Tyner noted that prior to 2007, the general consensus was that corn ethanol had a 20% reduction in greenhouse gas (GHG) emissions, but then in the Energy Independence & Security Act of 2007 came the requirement that indirect land use change be considered in estimating total GHG impacts. He stated that there are a number of issues involved in developing a lifecycle model to quantify these international changes, including how to define the boundaries, deciding what to include and not include, and working with uncertain numbers. "How uncertain are these numbers? And they are uncertain, believe me," Tyner said.
He also mentioned the E10 blend wall, calling it "the biggest issue" facing the ethanol industry. "It's a total block to cellulosic ethanol," Tyner said. "Cellulosic ethanol will never appear without getting over the blend wall."
Tyner believes that, based on Purdue's "GTAP" model, the range today for corn ethanol is minus 9 to minus 23 in terms of lower lifecycle emissions than gasoline.
Tom Darlington has studied the international land use change (ILUC) issue and sees what California has done with its low carbon fuels standard as potentially problematic. Other states are looking to take up the banner on a low carbon fuels standard after California, he noted, saying "I still believe how we do a low carbon fuels standard or RFS2 is a pretty big issue."
"At this point I believe the numbers are not as high as the GTAP model and some of the other models are saying, and I'm not in one camp or the other," Darlington said. He studied the ILUC issue about a year ago for the Renewable Fuels Association and determined that land use change could indeed be zero.
Darlington believes a higher credit should be given for the ethanol co-product distillers grain, which goes back into the livestock feed market. He said that other models traditionally believe distillers grain replaces corn on a pound for pound basis, but a new study shows that especially in dairy cattle, swine, and poultry, distillers may replace some soy, too. One pound of distillers grain replaces nearly 1.3 pounds of corn. Properly accounting for that soy offset should have a land use change credit, Darlington said.
When the models are tweaked according to Darlington's recommendations, the outcome is much more favorable for corn ethanol than under the California model, for example.

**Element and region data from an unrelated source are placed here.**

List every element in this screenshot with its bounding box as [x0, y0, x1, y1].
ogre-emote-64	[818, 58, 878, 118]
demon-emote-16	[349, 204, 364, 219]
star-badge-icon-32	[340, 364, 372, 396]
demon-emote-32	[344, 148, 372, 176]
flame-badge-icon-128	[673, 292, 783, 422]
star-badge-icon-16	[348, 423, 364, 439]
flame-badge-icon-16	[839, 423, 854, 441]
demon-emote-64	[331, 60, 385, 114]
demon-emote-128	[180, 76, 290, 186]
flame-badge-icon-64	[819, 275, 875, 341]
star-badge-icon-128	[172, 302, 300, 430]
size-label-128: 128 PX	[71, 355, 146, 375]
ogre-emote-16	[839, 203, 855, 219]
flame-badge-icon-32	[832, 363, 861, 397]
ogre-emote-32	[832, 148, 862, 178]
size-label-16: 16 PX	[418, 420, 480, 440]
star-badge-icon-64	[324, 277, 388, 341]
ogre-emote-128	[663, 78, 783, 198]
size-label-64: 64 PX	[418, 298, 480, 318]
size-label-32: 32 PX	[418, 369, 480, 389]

"Land use modeling is in its infancy," Darlington said. "Regulations requiring these to be estimated are still far ahead of the models. We believe there is great risk in making bad decisions, and they may be irreversible."
During the Q&A with the audience, Tyner said he has a couple of issues with Darlington's model, but "we have made tremendous progress in the science. We're all working to improve all of this stuff."
The California low carbon fuels standard is another question, Tyner said, stating that "it's really tough to create a policy that puts millions of dollars on every percentage point on every different type of fuel." Measurement becomes absolutely critical, he said, adding that "I don't think we're going to get there," to a point where we can be absolutely certain of each percentage point.